На сцене был выстроен почти настоящий класс и стояли настоящие парты. Двое друзей в школьной форме — блондин и брюнет — вели диалог.
— Не понимаю, — говорил брюнет. — И не хочу понимать. Ты же лучший математик в школе. Ты должен поступать в институт.
— Я не могу, — печально отвечал блондин. — Мама болеет, две сестренки, их надо кормить и учить. Мне придется идти работать.
— А почему бы не пойти работать сестрам? — спрашивал брюнет. — Здоровые уже девицы. Учатся плохо, да и не хотят учиться. Они замуж хотят. А ты потеряешь несколько лет. А для математики нужны молодые мозги. У меня тоже братья. Ничего, пусть идут работать, а если хотят учиться, окончат вечернюю школу. Не надо жертв, тем более что эти жертвы никто не оценит. Даже если твои сестры не окончат среднюю школу, мир не много потеряет, рожать они будут и с восьмилетним образованием. А наука лишится блестящего математика.
— Есть еще одно обстоятельство, — печально сказал блондин. — Ты же знаешь, я дружу с Антониной.
— Ну и дружи на здоровье, — сказал брюнет.
— Но дело в том, что она беременна, — сказал блондин.
— Ну и что? — удивился брюнет.
— Она беременна от меня, — сказал блондин. — Она родит через полгода. Какая же учеба с маленьким ребенком?
— Пусть сделает аборт, — сказал брюнет.
— Как можно! — сказал блондин. — Врачи говорят, что если прервать первую беременность, то у нее может никогда не быть детей. Так что выхода у меня пока нет. Ты уезжай поступать, а я останусь.

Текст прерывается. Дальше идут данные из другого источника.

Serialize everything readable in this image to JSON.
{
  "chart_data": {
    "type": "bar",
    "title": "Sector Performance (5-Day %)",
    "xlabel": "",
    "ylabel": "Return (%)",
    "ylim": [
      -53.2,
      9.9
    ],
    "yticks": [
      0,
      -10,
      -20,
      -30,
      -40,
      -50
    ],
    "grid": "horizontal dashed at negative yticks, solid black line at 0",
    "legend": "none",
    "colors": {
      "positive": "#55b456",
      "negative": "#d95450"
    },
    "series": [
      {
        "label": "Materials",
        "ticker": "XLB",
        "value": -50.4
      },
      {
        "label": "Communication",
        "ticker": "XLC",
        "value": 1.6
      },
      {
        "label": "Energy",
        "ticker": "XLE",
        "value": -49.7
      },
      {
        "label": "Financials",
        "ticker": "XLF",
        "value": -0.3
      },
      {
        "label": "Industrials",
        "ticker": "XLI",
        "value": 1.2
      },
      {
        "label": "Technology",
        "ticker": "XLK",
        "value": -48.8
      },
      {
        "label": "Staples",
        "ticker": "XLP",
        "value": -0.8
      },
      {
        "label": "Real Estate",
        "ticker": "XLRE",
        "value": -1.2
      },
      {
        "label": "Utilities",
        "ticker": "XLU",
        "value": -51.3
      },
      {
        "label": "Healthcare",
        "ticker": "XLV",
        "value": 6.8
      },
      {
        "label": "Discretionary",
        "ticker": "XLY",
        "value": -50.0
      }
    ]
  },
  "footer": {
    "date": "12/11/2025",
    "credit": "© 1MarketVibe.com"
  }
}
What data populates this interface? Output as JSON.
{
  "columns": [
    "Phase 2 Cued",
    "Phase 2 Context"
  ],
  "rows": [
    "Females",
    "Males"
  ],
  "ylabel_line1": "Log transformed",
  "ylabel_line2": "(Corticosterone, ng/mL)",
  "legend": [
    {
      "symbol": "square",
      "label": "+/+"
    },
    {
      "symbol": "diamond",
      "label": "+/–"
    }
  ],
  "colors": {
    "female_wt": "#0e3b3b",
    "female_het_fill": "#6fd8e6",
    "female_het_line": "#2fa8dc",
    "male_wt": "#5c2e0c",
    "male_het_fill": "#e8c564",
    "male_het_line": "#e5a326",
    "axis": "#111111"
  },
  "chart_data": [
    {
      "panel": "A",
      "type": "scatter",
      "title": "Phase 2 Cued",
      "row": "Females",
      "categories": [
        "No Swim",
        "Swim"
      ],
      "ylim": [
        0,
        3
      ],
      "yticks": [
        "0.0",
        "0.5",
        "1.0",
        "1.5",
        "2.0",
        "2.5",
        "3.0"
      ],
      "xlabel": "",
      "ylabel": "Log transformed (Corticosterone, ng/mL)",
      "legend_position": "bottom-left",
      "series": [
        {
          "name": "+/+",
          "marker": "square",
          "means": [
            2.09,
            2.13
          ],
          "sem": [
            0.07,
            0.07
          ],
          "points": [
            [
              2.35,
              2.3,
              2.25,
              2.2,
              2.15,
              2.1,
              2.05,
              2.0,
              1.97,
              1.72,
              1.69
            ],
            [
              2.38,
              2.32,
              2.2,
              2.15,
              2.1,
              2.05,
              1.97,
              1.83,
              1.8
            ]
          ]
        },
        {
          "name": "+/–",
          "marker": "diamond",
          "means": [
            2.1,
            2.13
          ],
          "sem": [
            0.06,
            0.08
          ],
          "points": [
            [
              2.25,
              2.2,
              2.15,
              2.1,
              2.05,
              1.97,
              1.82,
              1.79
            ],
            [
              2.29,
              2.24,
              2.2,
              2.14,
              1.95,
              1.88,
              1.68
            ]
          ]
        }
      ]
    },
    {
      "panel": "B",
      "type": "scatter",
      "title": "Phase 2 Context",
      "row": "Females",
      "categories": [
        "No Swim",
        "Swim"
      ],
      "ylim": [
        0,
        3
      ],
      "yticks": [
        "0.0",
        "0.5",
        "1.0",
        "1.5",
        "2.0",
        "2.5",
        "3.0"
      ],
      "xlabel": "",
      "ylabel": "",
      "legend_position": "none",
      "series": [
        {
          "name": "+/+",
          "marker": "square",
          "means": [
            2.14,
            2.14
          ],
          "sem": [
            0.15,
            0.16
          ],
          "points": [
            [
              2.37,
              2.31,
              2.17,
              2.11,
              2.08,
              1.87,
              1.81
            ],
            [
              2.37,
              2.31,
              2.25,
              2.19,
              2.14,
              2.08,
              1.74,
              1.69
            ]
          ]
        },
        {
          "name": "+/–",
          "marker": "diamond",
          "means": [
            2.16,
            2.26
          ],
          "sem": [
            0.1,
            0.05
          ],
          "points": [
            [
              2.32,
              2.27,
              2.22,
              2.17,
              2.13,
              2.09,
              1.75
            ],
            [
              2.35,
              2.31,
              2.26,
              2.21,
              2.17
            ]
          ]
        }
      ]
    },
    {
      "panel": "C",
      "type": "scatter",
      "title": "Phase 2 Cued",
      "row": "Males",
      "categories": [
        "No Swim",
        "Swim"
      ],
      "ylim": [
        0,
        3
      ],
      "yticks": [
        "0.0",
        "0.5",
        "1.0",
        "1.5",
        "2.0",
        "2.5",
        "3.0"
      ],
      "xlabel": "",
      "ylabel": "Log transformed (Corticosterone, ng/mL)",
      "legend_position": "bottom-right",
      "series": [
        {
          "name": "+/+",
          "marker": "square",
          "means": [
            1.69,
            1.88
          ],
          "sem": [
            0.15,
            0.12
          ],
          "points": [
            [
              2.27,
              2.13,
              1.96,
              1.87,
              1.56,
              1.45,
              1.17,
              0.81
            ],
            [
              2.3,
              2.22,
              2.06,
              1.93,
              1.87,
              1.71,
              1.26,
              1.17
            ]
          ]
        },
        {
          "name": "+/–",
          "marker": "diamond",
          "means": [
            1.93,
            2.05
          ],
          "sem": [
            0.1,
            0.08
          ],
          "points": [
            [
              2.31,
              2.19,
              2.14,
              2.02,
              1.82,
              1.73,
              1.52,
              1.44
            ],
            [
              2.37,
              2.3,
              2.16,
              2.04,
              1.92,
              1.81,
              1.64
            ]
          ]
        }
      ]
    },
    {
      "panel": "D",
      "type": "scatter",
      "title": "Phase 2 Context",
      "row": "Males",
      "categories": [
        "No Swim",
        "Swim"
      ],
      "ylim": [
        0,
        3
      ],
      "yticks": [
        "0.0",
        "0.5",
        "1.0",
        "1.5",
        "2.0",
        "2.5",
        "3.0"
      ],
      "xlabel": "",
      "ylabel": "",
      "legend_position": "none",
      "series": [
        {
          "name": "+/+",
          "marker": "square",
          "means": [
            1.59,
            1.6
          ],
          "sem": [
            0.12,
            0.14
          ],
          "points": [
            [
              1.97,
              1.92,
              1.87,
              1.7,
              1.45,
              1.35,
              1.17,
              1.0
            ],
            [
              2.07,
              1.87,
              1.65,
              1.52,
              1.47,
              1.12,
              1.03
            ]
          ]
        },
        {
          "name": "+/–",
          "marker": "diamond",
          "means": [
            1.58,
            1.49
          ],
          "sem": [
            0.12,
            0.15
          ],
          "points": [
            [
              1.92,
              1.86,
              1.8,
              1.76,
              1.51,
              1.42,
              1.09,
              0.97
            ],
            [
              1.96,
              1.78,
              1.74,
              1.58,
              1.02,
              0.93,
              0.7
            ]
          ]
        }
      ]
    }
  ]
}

— Ну и дурак, — сказал брюнет.
— Какой уж есть, — печально ответил блондин. — Извини, но я не могу бросить мать, сестер и Антонину.
— Значит, ты предпочитаешь бросить математику? — спросил брюнет.
Блондин молчал. Заиграла печальная музыка, занавес начал закрываться, в зале вспыхнул свет, и женщины, не ожидая, когда закончатся аплодисменты, бросились во главе с Венькой Ильиным к выходу, чтобы успеть занять очередь в буфете.
Их усилия увенчались успехом, они были первыми, а учительницы и модистка — одними из последних, потому что, наверное, считали, что неприлично бежать опрометью через фойе к буфету. Ну, если вы такие совестливые, постойте.